In that way, it is not just that politics infuses relational depth in therapy; it is also that relational depth—as we have articulated, experienced, and evolved it in therapy—has a contribution to make to the wider political field. Politics asks the question, ‘How can we create a better world?’ If, as therapists, we know the power of relational depth on human lives—and the pain and suffering that comes with its absence—then we have something of profound importance to speak to politics. Political agencies need to understand, for instance, that a thriving National Health Service is essential for a thriving citizenry: providing people with the physical safety and care that allows them to actualise higher-level, ‘belonging and love’ needs (as per Maslow’s ‘hierarchy of needs’); it means prioritising the development of close, connected, and supportive communities; it means creating a culture in which cooperation and collaborative working are prized over cut-throat competition and neoliberal winner-takes-all. And recognising the power of relational depth means taking loneliness seriously as a major health concern; it means supporting befriending, compassion-focused, and counselling initiatives that ensure everyone has someone to open up to. And, perhaps, most important of all for long-term transformation, it means putting social and emotional learning right at the heart of our education system: not just a few ad hoc lessons in PHSE (Personal, Social, Health, and Economic), as I know my children experienced, but a dedicated, fully-developed curriculum. Our children learn English, they learn about history but, still today, they learn hardly anything about the subject that has the greatest potential to contribute to their thriving: themselves, and their fellow human beings. If we can teach our children how to listen and talk, how to regulate themselves emotionally, how to understand themselves and others, then we lay the foundations for their capacities to relate: constructively, rewardingly, deeply.

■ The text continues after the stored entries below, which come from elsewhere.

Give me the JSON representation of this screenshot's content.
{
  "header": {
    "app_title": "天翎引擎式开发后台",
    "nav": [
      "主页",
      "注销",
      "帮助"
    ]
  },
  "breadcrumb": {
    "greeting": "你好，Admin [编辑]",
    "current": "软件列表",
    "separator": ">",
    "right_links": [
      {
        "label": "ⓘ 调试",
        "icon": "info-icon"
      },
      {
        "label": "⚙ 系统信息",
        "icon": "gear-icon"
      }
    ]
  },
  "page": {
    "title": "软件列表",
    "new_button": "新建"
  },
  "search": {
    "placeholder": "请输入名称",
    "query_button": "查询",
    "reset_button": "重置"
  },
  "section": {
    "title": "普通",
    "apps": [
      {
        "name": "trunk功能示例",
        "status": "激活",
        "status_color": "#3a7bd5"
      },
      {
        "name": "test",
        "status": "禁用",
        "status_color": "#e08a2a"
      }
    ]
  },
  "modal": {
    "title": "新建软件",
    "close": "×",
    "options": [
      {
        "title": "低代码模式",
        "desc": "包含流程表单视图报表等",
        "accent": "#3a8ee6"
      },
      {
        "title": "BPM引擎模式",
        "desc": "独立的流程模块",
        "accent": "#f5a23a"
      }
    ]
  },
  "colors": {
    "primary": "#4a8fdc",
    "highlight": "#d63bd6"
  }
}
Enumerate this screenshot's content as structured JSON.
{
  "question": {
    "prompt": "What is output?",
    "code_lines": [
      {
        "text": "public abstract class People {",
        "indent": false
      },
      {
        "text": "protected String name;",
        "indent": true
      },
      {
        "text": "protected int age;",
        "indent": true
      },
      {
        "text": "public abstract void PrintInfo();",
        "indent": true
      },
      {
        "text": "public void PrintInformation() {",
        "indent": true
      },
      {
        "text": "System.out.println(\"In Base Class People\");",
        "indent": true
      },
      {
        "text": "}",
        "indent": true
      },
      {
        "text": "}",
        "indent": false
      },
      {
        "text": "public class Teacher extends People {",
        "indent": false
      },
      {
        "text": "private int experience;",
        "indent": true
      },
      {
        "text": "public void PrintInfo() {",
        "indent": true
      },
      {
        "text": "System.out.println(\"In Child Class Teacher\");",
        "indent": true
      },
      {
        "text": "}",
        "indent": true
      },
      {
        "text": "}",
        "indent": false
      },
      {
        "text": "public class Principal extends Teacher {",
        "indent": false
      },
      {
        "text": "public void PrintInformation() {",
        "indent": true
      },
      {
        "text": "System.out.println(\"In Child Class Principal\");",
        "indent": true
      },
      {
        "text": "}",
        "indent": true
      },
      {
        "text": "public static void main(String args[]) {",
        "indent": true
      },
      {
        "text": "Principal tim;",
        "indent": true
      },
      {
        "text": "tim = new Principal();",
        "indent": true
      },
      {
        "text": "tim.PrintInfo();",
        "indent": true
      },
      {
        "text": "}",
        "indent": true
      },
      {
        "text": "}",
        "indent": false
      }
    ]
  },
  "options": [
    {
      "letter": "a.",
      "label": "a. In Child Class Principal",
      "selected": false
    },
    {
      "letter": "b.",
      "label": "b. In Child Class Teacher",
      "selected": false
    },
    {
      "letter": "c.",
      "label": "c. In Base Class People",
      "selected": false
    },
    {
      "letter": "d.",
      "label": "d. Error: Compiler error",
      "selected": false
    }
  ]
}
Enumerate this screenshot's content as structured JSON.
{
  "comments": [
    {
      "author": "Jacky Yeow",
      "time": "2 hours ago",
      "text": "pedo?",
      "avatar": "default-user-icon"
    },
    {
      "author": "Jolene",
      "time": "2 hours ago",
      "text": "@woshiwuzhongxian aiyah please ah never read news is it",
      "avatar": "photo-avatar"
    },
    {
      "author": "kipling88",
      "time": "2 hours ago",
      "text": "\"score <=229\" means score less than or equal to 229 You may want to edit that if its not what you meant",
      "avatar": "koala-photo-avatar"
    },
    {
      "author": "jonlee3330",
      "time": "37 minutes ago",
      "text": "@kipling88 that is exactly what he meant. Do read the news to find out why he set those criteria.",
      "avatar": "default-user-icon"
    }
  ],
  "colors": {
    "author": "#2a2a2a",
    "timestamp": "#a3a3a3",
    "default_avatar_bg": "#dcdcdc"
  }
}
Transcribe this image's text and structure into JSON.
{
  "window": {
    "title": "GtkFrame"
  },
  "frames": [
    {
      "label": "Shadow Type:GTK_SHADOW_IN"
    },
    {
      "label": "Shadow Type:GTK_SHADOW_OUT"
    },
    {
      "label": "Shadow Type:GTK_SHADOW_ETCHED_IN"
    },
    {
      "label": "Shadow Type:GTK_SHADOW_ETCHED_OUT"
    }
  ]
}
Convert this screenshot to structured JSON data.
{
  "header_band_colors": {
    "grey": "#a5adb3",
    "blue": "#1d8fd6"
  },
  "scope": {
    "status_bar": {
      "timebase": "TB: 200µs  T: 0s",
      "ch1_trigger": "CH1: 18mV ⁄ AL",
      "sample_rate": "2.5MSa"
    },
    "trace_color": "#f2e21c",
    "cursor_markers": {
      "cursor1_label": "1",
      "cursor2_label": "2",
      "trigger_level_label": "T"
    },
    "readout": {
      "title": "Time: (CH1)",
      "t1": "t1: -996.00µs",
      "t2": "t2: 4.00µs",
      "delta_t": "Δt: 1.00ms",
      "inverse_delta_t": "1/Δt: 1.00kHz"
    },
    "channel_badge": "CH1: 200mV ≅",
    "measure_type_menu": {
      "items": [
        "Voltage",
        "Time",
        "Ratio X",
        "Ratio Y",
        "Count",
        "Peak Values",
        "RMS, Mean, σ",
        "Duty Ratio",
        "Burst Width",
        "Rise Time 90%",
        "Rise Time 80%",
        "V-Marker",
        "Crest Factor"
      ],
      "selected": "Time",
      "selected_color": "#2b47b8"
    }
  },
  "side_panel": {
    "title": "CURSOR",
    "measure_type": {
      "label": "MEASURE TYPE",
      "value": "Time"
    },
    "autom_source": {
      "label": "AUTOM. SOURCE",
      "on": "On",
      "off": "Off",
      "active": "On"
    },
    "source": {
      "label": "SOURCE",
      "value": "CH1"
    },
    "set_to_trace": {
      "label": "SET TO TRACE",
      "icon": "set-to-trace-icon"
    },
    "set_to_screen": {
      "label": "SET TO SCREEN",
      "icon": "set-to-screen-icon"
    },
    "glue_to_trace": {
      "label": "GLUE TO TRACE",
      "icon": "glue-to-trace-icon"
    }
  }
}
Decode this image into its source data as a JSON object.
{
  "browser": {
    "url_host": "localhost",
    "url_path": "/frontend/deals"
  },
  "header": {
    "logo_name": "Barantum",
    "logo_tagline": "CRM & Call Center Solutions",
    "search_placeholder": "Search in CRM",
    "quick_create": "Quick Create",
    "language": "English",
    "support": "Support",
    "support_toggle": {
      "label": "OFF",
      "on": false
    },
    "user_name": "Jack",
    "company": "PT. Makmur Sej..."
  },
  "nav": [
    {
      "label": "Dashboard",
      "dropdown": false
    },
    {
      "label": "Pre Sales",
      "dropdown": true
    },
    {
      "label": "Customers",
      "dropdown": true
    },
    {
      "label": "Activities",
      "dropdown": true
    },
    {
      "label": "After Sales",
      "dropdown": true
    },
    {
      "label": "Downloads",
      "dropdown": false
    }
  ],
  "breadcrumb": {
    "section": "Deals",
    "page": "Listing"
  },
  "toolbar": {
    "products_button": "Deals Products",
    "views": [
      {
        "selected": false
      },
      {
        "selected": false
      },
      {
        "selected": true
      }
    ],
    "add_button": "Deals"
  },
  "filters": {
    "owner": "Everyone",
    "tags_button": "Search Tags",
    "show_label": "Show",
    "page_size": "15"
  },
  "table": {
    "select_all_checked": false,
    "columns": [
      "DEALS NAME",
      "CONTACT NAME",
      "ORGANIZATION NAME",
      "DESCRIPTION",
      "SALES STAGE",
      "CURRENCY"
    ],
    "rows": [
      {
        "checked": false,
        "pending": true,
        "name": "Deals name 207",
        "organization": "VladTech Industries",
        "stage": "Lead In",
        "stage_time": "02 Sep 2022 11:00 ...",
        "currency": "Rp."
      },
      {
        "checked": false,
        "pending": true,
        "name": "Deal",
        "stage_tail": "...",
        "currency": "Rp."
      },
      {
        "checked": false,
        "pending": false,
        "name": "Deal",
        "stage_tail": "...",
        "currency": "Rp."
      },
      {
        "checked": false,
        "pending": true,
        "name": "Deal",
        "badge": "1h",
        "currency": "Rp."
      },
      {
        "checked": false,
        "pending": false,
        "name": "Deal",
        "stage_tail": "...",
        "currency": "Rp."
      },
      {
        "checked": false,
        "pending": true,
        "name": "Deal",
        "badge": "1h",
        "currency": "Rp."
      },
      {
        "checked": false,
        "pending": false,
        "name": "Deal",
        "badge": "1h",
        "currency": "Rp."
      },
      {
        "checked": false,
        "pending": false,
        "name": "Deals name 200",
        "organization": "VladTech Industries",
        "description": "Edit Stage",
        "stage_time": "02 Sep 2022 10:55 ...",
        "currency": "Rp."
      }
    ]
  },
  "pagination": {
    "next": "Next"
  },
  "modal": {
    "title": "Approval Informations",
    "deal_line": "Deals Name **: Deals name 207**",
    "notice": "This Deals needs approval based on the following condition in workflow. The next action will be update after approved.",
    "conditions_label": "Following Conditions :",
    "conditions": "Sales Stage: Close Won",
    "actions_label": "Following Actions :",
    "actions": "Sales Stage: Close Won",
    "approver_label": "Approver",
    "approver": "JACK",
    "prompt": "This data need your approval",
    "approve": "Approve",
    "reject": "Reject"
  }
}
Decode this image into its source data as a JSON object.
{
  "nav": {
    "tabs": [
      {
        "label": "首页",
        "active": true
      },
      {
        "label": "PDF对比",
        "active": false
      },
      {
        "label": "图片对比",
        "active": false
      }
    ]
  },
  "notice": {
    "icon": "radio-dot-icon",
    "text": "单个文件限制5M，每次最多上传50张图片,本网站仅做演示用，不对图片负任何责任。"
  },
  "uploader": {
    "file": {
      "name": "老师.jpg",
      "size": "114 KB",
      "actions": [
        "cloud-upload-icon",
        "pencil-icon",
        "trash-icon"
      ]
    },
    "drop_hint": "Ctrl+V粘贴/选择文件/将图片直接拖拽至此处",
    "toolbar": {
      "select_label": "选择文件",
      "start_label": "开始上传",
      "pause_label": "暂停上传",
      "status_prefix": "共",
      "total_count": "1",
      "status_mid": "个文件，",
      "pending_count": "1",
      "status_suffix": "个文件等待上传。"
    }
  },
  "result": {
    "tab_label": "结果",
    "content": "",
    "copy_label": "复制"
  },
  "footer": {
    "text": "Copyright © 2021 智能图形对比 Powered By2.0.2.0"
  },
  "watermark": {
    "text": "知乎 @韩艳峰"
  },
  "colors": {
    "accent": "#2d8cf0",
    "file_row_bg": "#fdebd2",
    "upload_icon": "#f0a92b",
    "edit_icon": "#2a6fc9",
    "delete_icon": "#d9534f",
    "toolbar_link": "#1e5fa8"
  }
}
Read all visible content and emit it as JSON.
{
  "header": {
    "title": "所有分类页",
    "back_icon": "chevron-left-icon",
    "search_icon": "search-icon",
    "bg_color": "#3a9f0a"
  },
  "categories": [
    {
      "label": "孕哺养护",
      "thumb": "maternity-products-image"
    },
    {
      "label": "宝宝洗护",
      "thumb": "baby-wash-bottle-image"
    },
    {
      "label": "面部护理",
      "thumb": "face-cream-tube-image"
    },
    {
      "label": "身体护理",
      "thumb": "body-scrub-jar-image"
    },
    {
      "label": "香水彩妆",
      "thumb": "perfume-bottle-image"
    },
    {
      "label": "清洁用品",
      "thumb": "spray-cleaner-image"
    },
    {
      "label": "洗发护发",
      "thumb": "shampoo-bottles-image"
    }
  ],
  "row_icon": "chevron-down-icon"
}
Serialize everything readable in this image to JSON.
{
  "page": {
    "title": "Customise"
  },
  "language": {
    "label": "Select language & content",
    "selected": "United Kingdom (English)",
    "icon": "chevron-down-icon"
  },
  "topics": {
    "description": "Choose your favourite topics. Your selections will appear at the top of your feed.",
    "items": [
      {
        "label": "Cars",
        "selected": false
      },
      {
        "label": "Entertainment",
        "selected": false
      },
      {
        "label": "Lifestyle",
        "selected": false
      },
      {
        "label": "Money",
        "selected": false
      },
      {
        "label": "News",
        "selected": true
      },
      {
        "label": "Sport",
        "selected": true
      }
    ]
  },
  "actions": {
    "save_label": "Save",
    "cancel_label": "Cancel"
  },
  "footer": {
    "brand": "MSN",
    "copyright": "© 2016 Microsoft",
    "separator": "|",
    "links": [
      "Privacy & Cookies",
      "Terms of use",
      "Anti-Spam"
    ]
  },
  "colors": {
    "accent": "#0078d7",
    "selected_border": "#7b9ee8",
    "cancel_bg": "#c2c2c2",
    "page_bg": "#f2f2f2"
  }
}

We can—and, perhaps, must—say to politicians, ‘Help our children learn how to relate: so that they can get the most out of life, give the most to others, cooperate, and create the most healthy and healing world.’

Politics does not take us away from relational depth. It is the domain in and through which it can be most fully realised. When we encounter the other in their political life-world we meet them most fully; and it is in a spirit of openness to all others—of welcome and compassion to the stranger and the foreigner—that the foundations for deeper relatedness are laid. But let us also dream of the contribution that relational thinking and practices can make to the wider political and societal domain. Envision a world in which people, all people, experience close and rewarding relationships; where, instead of shame and fear of judgment, people feel able to show themselves authentically to others and be met. Imagine a world in where people move between moments of deep relational connection—with partners, with friends, with family, with members of their communities—alongside much-needed moments of space and solitude. In the therapeutic world, we have seen how people can move—and have moved—from isolated, shut-down lives to lives of intimacy and connection. We know this movement is possible. If individuals can do it, there is hope for, possibility of, and a unique potential to contribute to societal change and betterment.